Treating training \(R^2\) as predictive evidence without any out-of-sample check (PRESS or cross-validation).
Deleting a point solely because \(|t_i|\) is large. The defensible sequence is verify provenance, check for special causes, then evaluate sensitivity.
Ignoring leverage and focusing only on residual size. High leverage points can dominate coefficients even with moderate residuals.
Declaring misspecification from weak patterns in very small samples. With modest \(n\), use multiple diagnostics and state conclusions cautiously.

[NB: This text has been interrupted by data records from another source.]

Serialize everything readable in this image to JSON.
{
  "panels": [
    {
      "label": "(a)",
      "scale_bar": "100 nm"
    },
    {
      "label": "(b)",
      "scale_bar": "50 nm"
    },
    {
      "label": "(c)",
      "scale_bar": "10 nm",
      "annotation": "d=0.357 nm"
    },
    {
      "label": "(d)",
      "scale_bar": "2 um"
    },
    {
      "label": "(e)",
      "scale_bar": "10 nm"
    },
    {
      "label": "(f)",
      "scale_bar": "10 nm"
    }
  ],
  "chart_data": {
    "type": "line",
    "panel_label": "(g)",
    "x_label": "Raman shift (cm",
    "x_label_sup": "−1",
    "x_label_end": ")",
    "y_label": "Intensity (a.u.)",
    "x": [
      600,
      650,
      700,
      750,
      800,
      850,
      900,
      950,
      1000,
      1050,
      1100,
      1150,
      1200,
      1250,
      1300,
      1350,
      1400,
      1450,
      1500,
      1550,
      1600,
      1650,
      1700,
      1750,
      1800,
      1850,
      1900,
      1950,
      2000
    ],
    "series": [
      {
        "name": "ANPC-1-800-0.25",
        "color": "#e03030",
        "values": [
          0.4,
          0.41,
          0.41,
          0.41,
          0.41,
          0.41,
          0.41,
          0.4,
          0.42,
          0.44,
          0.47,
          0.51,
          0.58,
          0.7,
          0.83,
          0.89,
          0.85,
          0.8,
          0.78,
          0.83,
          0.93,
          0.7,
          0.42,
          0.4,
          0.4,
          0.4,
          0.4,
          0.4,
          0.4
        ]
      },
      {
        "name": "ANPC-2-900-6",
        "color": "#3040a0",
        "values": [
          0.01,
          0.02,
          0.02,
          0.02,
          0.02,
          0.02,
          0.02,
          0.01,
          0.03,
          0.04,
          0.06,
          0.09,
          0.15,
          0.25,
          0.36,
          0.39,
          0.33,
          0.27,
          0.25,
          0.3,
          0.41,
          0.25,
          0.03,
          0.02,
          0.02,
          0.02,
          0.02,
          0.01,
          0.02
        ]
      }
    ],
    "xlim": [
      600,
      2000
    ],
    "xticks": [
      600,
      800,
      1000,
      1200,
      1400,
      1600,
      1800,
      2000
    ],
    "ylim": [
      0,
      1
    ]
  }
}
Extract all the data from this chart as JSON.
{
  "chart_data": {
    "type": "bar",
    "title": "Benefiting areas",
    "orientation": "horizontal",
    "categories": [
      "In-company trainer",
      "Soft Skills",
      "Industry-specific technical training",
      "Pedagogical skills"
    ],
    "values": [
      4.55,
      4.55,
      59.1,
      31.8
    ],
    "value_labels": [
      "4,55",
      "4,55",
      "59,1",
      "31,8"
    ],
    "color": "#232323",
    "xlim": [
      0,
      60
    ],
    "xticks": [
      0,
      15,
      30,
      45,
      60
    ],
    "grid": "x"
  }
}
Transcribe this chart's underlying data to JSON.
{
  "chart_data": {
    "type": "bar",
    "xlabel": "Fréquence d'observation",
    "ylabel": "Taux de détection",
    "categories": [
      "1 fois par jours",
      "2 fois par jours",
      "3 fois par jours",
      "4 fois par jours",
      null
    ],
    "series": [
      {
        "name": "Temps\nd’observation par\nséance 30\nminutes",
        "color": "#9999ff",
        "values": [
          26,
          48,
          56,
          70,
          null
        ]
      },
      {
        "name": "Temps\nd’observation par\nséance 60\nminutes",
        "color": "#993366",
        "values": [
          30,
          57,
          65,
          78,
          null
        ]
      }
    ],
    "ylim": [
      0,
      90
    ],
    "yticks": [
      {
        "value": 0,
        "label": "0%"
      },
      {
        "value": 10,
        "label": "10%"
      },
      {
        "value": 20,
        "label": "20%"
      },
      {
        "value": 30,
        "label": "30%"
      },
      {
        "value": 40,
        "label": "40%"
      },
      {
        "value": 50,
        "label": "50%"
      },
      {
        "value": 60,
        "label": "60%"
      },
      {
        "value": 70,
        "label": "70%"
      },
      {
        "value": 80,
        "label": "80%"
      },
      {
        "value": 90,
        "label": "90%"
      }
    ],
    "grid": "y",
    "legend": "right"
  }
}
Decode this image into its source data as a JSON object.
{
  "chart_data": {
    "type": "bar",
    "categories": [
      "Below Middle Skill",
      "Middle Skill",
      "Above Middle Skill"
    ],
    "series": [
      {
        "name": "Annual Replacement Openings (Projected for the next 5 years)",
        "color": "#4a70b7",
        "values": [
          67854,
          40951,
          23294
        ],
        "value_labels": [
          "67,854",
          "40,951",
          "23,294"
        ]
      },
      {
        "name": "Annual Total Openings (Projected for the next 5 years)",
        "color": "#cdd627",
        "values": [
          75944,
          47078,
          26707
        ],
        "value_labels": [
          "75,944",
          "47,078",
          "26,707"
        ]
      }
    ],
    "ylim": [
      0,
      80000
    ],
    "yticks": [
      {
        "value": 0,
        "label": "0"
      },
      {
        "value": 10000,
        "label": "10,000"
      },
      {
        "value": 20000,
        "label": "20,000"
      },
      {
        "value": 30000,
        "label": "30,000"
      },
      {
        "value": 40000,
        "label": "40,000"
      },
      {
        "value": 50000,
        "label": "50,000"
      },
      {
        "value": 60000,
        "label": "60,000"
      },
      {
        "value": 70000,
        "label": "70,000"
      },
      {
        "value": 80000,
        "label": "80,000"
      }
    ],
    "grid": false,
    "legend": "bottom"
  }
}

Using automated variable selection as a substitute for process knowledge. Selection criteria compare candidates; they do not guarantee interpretability, stability, or causal meaning.

17.5 Summary

This module treated diagnostics and reporting as required components of regression analysis. Studentized and R-student residuals were used to detect outliers on a comparable scale across observations, while leverage and influence measures (including Cook’s distance) were used to identify observations that can dominate fitted results. Prediction-focused assessment was introduced through leave-one-out logic and PRESS, motivating prediction-oriented criteria such as \(R^2_{\mathrm{pred}}\). The module concluded with a reporting workflow that aligns model purpose, diagnostic evidence, and sensitivity checks to produce defensible operational conclusions.